Doug Quale <qua...@charter.net> writes:
> [...] The lazy streams approach will give many the benefits of
> memoization while avoiding most of the disadvantages.

> Memoization pros

>  - can be applied automatically without changing the naive
>    implementation

>  - memoized results can be saved across top level invocations of the
>    function

Well, your implementation fails *both* of these, the second one is not
important, but I consider the first one very important.

> Memoization cons

>  - not always faster

Of course you should know when to use it, but when you *do*, it's
better than changing the function with an explicit matrix or whatever.

>  - doesn't work well if function arguments are complex (the required
>    hash compare might be too slow)

Same as above -- the basic assumption is that an argument hash lookup
is much faster than the computation for that argument, so you should
know when to use it.  (Also, know what hash to use, the subsets was
particularly easy since an eq? test is enough.)

>  - usually implemented using imperative machinery under the hood
>    (although the resulting memoized function has functional
>    behavior)

Ah, but that's not a bad thing -- it's a good thing that you can throw
efficiency machinery on the underlying implementation and keep your
code functional -- this is exactly the advantage of memoization over
standard dynamic programming techniques.  (The implementation of
Haskell is imperative too...)

>  - can lead to horrendous space leaks in the memo tables; recovering
>    this space might require manual control partly negating the first
>    pro listed above

Either you know what you're doing (for example, have a wrapper that
uses a fresh table for every top level call), or you can simply use
weak pointers.

> In a lazy stream formulation, the nth element of the lazy stream
> will be a list of the subsets of cardinality n.  [...]

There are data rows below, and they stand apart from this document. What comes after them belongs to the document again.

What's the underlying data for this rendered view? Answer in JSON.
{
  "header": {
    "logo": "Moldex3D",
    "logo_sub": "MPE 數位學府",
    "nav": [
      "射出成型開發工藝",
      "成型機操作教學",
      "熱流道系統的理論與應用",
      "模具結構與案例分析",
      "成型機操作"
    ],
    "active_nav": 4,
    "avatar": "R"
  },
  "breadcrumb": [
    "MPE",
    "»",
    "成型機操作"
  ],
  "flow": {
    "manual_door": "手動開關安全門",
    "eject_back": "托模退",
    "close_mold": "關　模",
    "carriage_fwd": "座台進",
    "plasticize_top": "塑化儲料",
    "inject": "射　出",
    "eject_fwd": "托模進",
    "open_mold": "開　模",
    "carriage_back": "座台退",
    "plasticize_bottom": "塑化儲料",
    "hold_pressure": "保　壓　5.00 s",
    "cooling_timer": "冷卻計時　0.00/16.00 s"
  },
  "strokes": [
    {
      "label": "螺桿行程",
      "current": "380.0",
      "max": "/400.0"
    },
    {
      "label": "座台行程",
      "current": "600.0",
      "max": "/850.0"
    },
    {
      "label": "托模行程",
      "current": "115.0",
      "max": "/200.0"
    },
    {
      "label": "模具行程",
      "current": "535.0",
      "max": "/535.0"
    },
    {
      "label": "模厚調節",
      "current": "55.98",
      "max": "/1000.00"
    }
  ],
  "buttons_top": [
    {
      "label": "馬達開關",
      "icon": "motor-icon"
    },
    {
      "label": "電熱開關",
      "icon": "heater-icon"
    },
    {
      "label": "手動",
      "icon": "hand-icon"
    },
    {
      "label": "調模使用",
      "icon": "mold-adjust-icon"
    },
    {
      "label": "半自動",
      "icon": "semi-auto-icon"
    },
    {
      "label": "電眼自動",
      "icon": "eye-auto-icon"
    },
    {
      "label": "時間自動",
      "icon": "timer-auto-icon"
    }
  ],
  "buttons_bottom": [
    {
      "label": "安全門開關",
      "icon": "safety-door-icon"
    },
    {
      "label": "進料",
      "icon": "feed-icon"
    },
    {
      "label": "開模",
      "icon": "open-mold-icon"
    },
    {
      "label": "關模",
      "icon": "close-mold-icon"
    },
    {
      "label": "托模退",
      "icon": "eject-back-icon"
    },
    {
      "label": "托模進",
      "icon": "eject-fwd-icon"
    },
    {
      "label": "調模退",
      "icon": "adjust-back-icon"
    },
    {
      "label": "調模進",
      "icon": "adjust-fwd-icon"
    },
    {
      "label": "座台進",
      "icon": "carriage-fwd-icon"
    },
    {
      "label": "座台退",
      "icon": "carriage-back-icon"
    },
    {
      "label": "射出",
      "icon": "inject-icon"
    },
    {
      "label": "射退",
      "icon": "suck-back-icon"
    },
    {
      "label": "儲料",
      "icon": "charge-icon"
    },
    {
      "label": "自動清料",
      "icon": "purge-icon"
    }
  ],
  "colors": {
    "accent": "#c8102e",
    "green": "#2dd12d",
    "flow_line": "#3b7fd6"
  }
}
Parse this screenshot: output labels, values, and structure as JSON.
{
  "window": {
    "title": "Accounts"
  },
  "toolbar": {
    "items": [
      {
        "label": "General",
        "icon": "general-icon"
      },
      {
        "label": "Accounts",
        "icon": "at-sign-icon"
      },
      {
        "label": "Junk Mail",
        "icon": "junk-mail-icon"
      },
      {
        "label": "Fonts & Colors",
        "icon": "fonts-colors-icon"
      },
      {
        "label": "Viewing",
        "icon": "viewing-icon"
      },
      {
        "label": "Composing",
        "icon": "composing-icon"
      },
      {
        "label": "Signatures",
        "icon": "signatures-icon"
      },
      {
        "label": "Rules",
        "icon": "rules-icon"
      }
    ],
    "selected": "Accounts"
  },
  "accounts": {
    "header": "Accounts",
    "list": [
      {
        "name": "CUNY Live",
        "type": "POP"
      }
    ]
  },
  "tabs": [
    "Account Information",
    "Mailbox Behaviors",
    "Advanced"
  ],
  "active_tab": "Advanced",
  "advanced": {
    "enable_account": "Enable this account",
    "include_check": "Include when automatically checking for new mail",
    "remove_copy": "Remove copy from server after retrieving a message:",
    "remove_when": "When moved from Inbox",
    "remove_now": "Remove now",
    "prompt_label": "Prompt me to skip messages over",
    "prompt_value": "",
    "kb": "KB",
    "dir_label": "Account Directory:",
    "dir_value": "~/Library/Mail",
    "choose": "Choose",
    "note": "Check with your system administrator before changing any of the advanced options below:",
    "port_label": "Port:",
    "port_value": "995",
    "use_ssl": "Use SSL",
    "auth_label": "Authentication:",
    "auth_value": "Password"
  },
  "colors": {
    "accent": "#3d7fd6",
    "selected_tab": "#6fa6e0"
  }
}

That's one formulation, but it points to one thing which is nice when
you're lazy -- you never care to generalize your code making it do
more than you really need since redundant computations will not be
done...  (My standard example is instead of finding *a* solution for
the n-queen problem, you find all of them and pull out the first.)

> As a small bonus We can easily use subsets_stream to implement the
> powerset function:

> powerset s = concat (takeWhile (not . null) (subsets s))

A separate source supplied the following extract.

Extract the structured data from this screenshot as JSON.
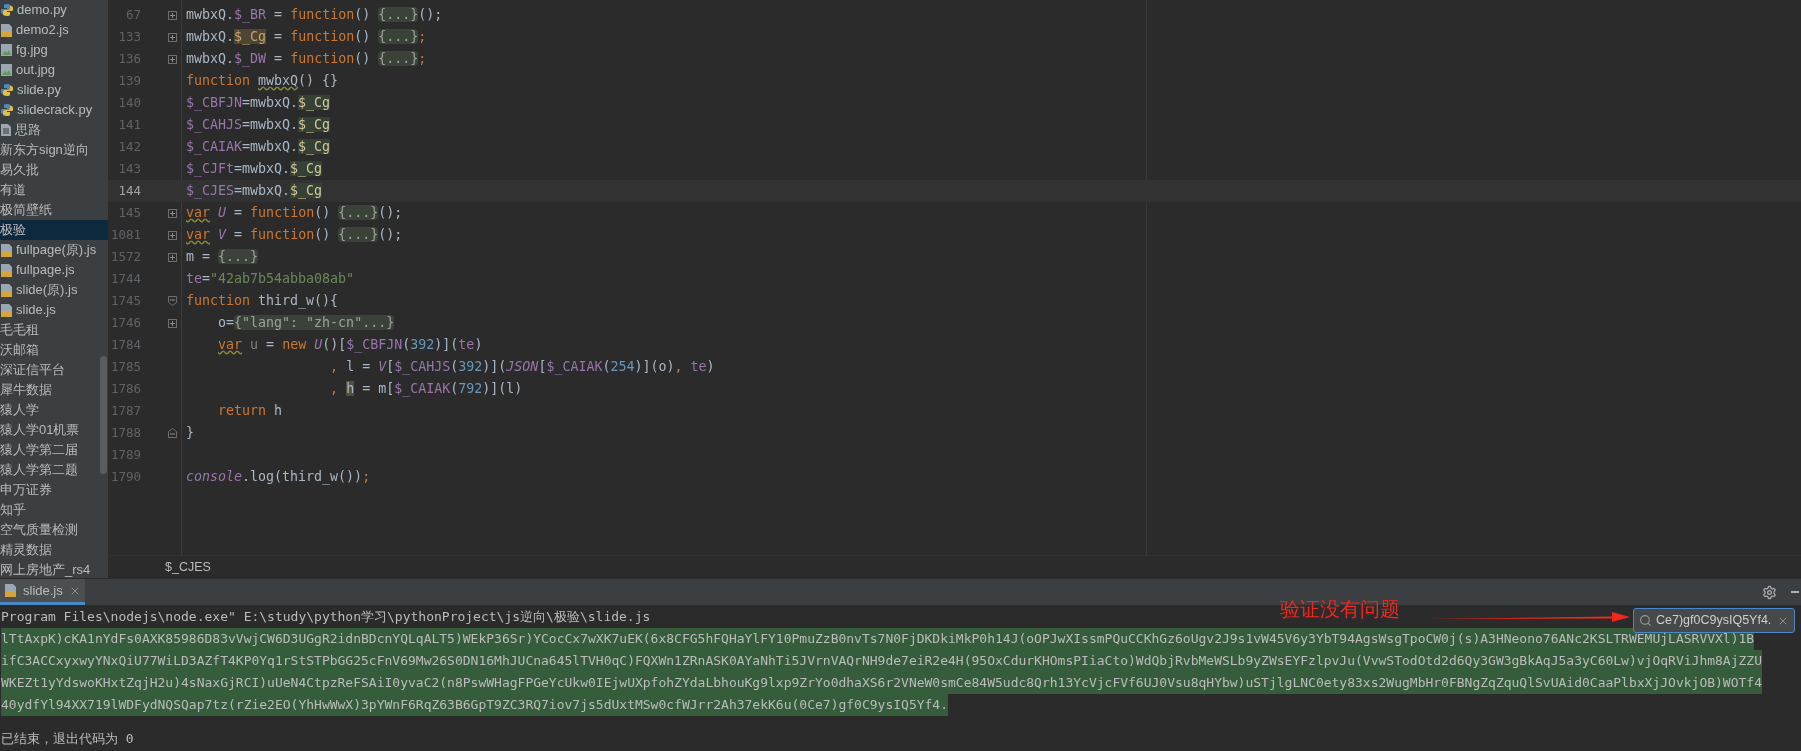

The funny thing is that this powerset is much simpler in any case...
(Probably one line in Haskell)

> (define (subsets s n)
>   (stream-ref (subsets-stream s) n))
> [...]

I've added this to my thing, called `ssubsets' (the last one).

  http://sardine.cs.columbia.edu:8080/subsets/

--
          ((lambda (x) (x x)) (lambda (x) (x x)))          Eli Barzilay:
                  http://www.barzilay.org/                 Maze is Life!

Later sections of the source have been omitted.